誰もがその異様な佇まいにおののき、身を引いた。
たった1人、何のためらいもなくスプーンを入れる皆守の姿にどよめきすら起こった。
誰もが固唾を飲んで見守る中、奈々子のときと同じように、ゆっくりと皆守は咀嚼する。
慎重に味わって、一瞬、その表情が難しそうに歪んで、そして、驚愕に変わる。
奈々子のカレーときとは違う、真の驚きの表情に。
「クハハハッ! 記念すべき最初の奇蹟の体験者よ! どうだ、俺の調合カレーは!? 他に類のない味の究極の果てが見えたか!? 黄金の味覚が見せる天国の味はどうだ!? どうなんだあ!?」
「かなりまずい」
「九龍ショック」「出た〜〜〜ッ!! 誰もが予想した見た目どおりの結果! そこに何のサプライズもありませんでした! 何の感動もオチもありませんでした! 勝者は奈々子サン! 勝ったのは普通のカレーでした!」
場内が、安堵の気持ちとその場のノリで沸き上がった。
その喝采の中心で、奈々子は飛び上がって喜びを表す。「やった〜! 私の勝ちです〜! へへ〜ん! どうですか、九龍さん!」
「九龍ショック」
「お疲れさまでした、奈々子さん」
「あ、千貫さん!」
「おめでとうございます。がんばった甲斐がありましたね」
「はい! 千貫さんのおかげです!」
「奈々子サン、おめでとう!」
「おめでとうございます、奈々子さん」
「ありがとう、みんな!」
祝福と笑顔が店内にあふれている。
何度も何度も奈々子は感謝に頭を下げて、そしてそれ以上の賞賛に迎えられた。
やがて自然に始まる奈々子の胴上げ。
マミーズばんざい。マミーズ最高。
喜びの声は止まず、いつまでもいつまでもマミーズは祝福に包まれるのでした―――。
*
「……っていう、夢を見たんだー」昼休みのマミーズ店内。
その中央近くのテーブルで、長い話を語り終えた八千穂の前で盛大に九龍がズッコケた。「夢オチかよ!? しかも、やっちーかよ!?」
「まァ、そうなんだけど」
「今どきそんなのありなわけ!? しかも俺の悪役っぷりときたら、またひどいな!」
「やっぱダメかな?」
「いや待て、そんなことはないな。むしろそういう無謀なことするやっちーが、俺は大好きだぜ! いやっほう!」
「はっちゃんがそういうなら、僕も夢オチを応援するよ」
「ええーっ、なんか照れるなあ」
「なになに〜? みんなでなに盛り上がってるんですか〜? 奈々子もまぜてくださいよ〜」マミーズは今日も盛況。

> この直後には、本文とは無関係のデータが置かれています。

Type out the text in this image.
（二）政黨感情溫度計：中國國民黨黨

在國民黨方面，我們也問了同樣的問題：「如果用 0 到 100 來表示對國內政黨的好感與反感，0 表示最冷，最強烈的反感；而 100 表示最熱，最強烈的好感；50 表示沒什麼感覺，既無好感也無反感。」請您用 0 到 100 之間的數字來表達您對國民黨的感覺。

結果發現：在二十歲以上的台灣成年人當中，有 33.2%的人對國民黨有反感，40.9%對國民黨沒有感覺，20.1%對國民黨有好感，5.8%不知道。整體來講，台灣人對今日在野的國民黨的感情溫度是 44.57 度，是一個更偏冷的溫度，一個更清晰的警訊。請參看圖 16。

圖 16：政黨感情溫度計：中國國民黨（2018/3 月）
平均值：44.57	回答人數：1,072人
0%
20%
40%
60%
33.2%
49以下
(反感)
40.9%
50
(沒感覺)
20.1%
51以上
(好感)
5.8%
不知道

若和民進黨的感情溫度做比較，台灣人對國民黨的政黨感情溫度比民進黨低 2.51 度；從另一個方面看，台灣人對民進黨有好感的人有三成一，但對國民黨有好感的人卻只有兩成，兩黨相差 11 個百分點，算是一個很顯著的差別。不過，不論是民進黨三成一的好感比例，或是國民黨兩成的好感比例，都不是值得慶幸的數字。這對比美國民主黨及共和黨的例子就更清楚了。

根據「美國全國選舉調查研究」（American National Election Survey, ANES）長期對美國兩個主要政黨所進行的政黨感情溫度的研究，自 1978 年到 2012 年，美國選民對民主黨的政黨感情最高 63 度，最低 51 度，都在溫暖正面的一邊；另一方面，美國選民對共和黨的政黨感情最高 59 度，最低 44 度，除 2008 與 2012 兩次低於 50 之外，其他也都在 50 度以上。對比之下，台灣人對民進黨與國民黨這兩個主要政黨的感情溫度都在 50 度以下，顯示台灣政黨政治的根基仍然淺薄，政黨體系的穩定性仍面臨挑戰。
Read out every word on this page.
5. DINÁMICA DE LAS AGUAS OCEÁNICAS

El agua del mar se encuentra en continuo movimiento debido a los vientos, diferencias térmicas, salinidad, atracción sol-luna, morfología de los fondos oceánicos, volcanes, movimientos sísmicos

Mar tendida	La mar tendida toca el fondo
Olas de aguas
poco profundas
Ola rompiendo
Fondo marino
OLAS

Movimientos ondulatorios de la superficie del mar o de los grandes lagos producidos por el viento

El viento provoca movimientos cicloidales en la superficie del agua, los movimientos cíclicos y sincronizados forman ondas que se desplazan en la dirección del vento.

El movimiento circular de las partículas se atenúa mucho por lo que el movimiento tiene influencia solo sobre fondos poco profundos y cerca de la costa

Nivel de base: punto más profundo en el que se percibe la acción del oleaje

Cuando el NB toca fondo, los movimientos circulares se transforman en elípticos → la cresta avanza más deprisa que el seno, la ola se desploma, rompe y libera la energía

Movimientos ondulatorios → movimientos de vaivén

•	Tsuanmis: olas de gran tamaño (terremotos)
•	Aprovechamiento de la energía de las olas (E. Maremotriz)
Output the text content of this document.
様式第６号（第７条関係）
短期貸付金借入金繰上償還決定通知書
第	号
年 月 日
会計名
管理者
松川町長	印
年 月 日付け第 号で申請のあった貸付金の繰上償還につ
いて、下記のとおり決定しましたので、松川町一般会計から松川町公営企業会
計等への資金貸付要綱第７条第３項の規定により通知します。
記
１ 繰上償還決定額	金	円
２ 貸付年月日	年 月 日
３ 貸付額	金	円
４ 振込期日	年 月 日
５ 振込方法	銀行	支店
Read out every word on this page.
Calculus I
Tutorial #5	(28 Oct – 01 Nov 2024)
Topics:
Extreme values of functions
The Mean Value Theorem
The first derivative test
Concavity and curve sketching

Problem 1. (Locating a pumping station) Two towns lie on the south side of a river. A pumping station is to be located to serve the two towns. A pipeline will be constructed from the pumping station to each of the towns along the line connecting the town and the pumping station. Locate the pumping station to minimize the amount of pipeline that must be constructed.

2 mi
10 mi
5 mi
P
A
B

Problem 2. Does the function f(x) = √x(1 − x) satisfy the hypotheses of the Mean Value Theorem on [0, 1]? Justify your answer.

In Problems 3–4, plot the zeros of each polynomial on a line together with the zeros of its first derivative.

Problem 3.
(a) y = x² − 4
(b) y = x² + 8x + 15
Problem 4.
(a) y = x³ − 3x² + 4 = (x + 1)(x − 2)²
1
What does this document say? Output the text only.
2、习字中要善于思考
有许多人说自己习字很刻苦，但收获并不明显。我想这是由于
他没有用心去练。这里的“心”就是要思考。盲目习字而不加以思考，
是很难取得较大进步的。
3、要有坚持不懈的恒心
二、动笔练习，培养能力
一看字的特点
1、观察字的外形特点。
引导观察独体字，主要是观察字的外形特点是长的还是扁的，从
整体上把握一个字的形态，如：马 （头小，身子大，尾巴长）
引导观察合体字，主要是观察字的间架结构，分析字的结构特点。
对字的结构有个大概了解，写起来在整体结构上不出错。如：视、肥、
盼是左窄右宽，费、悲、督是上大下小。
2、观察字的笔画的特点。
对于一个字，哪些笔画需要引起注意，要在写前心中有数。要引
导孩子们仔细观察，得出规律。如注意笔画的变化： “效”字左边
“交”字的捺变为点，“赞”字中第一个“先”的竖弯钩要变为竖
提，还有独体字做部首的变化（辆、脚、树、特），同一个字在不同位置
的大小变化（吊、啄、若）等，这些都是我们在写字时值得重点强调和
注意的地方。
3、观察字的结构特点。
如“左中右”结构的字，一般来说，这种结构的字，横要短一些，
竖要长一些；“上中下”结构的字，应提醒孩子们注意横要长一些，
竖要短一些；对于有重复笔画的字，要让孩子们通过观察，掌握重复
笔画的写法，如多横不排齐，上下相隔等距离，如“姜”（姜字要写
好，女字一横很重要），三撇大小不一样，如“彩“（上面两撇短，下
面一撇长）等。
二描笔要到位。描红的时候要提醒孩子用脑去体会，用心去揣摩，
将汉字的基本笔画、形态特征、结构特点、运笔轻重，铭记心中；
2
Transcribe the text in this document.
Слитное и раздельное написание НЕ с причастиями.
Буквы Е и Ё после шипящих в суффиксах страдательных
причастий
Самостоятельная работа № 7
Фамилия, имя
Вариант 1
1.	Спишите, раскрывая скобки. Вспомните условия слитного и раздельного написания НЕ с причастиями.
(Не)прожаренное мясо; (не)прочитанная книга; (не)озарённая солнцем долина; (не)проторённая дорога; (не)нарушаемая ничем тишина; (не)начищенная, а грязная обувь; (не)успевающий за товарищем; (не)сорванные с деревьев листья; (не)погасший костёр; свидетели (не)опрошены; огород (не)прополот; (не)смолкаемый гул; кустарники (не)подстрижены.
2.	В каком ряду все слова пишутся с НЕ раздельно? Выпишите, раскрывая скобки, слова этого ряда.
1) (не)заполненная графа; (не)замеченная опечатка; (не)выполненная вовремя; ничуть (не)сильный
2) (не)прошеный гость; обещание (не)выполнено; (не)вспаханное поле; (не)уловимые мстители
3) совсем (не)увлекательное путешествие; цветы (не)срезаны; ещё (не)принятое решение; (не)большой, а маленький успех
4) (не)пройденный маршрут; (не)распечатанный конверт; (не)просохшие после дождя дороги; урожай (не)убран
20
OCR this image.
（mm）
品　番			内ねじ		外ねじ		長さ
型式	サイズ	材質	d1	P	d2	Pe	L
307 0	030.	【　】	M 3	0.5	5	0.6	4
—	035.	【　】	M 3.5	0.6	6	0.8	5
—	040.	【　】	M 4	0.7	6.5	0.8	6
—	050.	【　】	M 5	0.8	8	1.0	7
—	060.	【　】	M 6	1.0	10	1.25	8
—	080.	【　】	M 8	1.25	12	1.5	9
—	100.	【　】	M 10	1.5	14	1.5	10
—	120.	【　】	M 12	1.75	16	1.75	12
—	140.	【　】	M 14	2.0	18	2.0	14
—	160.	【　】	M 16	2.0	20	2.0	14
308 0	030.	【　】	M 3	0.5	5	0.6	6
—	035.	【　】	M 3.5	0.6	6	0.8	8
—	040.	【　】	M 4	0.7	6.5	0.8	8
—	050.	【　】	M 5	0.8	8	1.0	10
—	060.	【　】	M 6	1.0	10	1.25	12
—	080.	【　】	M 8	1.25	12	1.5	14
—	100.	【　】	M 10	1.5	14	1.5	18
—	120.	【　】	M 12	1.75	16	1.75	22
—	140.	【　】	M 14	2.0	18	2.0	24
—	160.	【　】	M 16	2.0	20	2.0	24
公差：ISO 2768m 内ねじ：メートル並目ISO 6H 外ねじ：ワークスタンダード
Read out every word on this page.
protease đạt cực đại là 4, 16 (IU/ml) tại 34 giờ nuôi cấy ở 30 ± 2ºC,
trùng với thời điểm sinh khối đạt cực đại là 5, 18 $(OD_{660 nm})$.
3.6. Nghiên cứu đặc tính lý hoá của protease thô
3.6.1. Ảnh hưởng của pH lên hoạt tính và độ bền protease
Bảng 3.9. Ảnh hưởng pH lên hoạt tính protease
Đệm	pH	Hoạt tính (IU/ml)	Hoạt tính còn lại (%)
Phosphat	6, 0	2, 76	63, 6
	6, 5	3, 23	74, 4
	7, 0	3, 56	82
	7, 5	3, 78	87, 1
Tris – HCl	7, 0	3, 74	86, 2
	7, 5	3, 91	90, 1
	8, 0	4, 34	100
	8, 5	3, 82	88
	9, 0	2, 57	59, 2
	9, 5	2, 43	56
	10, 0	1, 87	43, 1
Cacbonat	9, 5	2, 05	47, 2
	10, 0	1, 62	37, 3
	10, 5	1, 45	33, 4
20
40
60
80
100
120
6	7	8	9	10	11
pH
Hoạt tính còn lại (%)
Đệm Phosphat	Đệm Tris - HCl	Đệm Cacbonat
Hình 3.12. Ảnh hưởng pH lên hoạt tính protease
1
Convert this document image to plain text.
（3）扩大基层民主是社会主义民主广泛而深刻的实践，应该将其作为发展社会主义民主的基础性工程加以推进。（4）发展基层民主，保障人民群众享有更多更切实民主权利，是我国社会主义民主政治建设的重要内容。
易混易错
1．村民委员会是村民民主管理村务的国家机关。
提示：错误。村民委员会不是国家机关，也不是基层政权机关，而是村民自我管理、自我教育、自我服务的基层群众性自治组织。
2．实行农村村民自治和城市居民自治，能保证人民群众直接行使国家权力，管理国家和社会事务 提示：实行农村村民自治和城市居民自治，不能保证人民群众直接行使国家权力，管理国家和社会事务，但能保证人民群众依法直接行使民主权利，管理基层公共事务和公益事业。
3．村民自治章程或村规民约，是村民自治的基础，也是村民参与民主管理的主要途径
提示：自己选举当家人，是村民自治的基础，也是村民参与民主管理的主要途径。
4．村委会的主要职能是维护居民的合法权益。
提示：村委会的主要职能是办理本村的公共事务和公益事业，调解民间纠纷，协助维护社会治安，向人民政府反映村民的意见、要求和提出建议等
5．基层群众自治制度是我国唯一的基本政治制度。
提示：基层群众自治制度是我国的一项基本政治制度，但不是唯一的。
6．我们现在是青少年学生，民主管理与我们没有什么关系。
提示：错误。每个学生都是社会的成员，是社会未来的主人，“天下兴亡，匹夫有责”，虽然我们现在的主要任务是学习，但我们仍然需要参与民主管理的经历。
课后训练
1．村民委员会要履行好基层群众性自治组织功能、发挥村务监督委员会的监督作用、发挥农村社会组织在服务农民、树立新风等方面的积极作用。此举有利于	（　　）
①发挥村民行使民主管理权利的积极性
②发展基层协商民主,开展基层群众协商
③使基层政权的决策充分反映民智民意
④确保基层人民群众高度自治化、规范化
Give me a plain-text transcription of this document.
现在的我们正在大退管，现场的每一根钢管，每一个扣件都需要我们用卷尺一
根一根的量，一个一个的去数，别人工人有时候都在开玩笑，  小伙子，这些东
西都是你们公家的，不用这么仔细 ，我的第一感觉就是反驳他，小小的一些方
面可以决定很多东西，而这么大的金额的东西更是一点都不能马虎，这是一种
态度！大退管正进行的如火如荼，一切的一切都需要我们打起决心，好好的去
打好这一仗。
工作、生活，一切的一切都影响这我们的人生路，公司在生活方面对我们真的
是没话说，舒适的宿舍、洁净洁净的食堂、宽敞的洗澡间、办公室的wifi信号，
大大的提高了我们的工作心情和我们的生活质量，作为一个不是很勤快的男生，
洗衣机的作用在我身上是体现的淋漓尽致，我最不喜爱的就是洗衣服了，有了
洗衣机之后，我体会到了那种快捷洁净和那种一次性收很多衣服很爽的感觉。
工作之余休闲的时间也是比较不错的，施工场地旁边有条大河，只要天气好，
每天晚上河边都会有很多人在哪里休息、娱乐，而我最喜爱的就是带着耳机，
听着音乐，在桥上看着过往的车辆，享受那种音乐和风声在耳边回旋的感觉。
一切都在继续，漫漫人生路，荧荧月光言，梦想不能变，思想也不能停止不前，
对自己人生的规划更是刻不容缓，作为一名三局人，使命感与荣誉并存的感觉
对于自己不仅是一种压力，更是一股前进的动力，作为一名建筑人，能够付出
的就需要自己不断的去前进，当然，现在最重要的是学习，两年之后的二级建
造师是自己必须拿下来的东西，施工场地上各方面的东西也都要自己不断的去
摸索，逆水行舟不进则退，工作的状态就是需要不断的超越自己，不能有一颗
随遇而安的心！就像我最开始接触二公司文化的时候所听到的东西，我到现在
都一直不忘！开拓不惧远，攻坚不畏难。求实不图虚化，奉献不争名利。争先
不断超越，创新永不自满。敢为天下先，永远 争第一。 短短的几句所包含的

盛り上がる九龍たちのテーブルに奈々子まで加わり、楽しいおしゃべりは尽きそうもない。
この気安さと楽しさがマミーズの人気の秘密。
いずれこの学園を卒業する彼らの思い出の1ページにも、きっとこのマミーズでのひと時も刻まれることだろう。
マミーズは、今日も天香学園の生徒たちに愛されて営業中である。
だが、そんなことより、俺のカレーはまだかと思う皆守だった。